A typical Monday for me begins with a 4WD ride, heading over unpaved roads from the small town of Thyolo to Thekerani village where I spend most days of every week working.
Nowadays, it has been very cold . Last May, the rainy season has ended and the thick fog marked the beginning of winter.
© Husni Mubarak Zainal
Similar to many Asians, Africa in my imagination is barren, dry land, scorching hot weather, and packed with wild animals. It never crossed my mind that winter exists here. There is no snow but temperatures can go between 10-15 degrees Celsius. It is cold enough to make my tropical blood shiver. I am not prepared.
The jacket I bought in flea market few weeks ago keeps me warm, but not warm enough for the season. “Seems it’s getting colder and colder every month…” I mutter while rubbing my palms to each other to create a heat that I know won’t last long.
That’s why, on my every trip to Thekerani, it has become a habit to fall asleep and dream that I am laying sluggishly in my hammock at Hoga Island, Indonesia bashing under the tropical sun with my iPod and shuffling songs from my favourite band Maliq&D’Essentials. But the bumpy road always wakes me up from my vivid dream and flies me back to reality – to a very busy car with a heavy box on my lap.
Every trip, the car is packed with nurses, a clinical officer and with boxes of essential medicines and antiretrovirals (ARVs) – drugs for people infected with HIV, which we receive from the Ministry of Health. Hence, it leaves me with very little space to sit and stretch my joints.

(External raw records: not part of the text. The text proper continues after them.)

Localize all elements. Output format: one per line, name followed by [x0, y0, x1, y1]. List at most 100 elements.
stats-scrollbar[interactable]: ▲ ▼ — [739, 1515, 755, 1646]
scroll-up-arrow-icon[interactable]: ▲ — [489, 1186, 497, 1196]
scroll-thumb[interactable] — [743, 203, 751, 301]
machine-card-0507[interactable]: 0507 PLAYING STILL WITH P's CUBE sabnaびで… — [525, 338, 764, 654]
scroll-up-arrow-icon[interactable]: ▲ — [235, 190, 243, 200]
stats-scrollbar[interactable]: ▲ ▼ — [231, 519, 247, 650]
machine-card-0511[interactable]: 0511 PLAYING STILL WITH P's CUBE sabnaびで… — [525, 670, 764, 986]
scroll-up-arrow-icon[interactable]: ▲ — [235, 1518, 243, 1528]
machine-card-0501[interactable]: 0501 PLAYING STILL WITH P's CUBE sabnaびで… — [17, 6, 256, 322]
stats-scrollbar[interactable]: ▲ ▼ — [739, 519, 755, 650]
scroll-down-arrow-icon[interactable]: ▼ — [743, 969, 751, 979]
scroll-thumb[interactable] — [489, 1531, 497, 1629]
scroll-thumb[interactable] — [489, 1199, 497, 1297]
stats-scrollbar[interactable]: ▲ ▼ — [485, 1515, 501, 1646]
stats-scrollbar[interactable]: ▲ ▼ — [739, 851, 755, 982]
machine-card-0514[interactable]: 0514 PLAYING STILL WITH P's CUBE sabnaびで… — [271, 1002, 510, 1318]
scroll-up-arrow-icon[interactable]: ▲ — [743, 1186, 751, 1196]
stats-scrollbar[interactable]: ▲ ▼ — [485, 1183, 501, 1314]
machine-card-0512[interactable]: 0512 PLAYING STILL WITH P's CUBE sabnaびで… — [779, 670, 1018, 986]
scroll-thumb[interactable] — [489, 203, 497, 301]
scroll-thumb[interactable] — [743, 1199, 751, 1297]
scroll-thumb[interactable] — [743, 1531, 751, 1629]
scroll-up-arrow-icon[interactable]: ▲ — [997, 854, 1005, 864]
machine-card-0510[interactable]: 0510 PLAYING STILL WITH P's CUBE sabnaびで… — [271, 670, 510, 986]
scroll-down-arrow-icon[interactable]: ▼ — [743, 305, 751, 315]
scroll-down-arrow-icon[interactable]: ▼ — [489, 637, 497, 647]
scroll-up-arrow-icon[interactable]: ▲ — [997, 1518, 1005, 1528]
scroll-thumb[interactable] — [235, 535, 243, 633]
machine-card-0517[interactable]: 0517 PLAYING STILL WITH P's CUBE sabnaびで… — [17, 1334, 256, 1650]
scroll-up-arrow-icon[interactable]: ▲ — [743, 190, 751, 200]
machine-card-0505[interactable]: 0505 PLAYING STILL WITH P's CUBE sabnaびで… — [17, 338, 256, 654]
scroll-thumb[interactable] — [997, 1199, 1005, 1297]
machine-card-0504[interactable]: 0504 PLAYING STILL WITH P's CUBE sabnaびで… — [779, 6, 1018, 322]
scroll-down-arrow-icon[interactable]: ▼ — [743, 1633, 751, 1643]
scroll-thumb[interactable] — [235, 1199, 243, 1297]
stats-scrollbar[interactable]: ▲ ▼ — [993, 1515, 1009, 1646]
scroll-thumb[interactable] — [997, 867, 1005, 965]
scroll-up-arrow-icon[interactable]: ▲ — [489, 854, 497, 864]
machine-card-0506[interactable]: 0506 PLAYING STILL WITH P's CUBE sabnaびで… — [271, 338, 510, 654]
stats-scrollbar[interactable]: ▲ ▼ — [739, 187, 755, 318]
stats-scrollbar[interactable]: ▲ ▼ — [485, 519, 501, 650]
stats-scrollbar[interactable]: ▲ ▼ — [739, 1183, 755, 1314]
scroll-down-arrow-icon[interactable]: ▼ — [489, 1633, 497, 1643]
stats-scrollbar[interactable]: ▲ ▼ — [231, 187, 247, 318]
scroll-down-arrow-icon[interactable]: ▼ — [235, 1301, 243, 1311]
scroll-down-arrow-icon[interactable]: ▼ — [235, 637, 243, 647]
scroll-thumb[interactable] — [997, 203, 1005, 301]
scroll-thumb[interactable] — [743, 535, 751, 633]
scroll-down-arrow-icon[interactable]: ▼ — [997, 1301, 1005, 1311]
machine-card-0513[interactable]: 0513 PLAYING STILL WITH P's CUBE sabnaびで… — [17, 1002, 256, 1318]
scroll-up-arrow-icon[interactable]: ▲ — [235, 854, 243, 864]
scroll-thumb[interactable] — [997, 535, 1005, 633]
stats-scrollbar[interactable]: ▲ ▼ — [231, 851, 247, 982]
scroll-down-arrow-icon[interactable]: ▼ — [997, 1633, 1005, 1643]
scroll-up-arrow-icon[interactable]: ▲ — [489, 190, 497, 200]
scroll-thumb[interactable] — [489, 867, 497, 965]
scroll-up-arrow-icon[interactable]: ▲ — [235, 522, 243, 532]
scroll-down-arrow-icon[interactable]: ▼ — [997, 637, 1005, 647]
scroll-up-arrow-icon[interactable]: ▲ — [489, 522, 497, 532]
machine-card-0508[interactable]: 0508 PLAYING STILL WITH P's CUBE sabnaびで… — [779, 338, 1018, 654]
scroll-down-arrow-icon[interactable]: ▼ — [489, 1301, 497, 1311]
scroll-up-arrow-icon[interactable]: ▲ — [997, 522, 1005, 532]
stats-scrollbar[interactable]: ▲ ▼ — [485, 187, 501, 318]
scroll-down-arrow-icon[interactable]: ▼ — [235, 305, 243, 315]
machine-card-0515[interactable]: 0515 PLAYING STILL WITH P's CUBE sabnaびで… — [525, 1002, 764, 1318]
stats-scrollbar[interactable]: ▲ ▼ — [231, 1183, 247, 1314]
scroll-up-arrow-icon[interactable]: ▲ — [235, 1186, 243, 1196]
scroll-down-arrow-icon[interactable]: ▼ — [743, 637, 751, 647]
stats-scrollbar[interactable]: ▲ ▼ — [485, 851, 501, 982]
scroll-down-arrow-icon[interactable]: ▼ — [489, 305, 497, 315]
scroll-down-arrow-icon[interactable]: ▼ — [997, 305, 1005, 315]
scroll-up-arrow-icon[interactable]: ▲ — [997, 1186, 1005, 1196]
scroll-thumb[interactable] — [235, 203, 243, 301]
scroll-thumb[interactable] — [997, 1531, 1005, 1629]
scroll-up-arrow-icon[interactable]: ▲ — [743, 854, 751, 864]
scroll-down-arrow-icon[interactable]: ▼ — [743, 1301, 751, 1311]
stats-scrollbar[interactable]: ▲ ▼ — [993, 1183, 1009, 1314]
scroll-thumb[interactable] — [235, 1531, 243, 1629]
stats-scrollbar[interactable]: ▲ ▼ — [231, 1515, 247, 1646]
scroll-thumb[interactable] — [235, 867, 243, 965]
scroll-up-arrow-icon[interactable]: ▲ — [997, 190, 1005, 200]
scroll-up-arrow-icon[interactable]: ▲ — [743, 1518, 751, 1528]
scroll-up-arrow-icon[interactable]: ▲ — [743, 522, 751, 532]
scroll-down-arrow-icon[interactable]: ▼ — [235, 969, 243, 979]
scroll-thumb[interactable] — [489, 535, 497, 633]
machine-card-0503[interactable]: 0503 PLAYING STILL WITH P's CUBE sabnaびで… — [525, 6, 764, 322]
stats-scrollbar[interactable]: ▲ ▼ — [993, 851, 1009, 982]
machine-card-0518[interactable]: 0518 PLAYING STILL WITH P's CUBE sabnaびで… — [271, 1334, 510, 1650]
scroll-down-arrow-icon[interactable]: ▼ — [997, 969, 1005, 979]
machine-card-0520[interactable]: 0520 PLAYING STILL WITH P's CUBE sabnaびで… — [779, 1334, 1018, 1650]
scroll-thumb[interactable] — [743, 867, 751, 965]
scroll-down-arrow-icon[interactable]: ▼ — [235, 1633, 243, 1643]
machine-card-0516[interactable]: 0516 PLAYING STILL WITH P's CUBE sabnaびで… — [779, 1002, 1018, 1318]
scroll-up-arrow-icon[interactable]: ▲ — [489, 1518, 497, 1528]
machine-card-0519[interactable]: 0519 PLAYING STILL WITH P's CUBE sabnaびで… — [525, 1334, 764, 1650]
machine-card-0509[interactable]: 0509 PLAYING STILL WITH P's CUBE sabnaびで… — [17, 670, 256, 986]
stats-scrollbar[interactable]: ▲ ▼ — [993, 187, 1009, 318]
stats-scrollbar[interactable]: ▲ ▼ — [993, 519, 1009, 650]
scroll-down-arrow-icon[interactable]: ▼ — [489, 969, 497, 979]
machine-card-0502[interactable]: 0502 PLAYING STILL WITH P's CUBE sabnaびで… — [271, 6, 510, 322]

“I feel like a sardine in a tin can!” I exclaimed once when one of the nurses asked me what I thought about the journey. She laughed at my answer.
© Husni Mubarak Zainal
The journey to Thekerani always fascinates me. We cross a vast expanse of tea plantations fenced with a tidy line of macadamia nuts trees. We pass by curious faces of tea leaves pickers who wave every time they see us driving by. Along the way, the car has to stop several times in various health centers to drop-off the staff. I am always the last one to be dropped off. Though every health center is different, the scene is always the same. There are always crowds of patients holding their colourful mastercards – a tool that we use to monitor the status of patients on HIV treatment – queuing to get their ration of ARVs. Normally, each patient will receive a one to three months supply of ARVs, depending on their health condition and availability of the drugs in the clinic.
Usually, upon arriving in Thekerani, I go first into the house to leave my personal belongings and also to stretch my joints after a long and tiresome trip as I prepare myself for another hectic week. However, there are times that I have to rush to the health center, immediately.
In Thekerani, I am the only doctor. The rest are nurses and staff of the Ministry of Health (MoH). Medecins Sans Frontieres (MSF) assists the MoH in decentralizing healthcare for HIV and tuberculosis (TB) from district level to rural health centers.
One noontime, I receive a short message from the nurse in the health center: “Emergency patient in maternity, we are expecting you in the clinic ASAP!” I read the message on my mobile phone twice and spontaneously grab my medical bag. I walk fast. I am almost running to see the patient immediately. My adrenaline has eased away the pang of hunger and body pain.
The patient I am attending to has massive vaginal bleeding with a history of abdominal pain and no menstruation for two months. The pregnancy test showed that she was pregnant and we suspect that she has ectopic pregnancy – a pregnancy complication which is life threatening to a mother. The pregnancy cannot continue to birth. All we can do is to stabilize the patient and refer her to the hospital for surgery.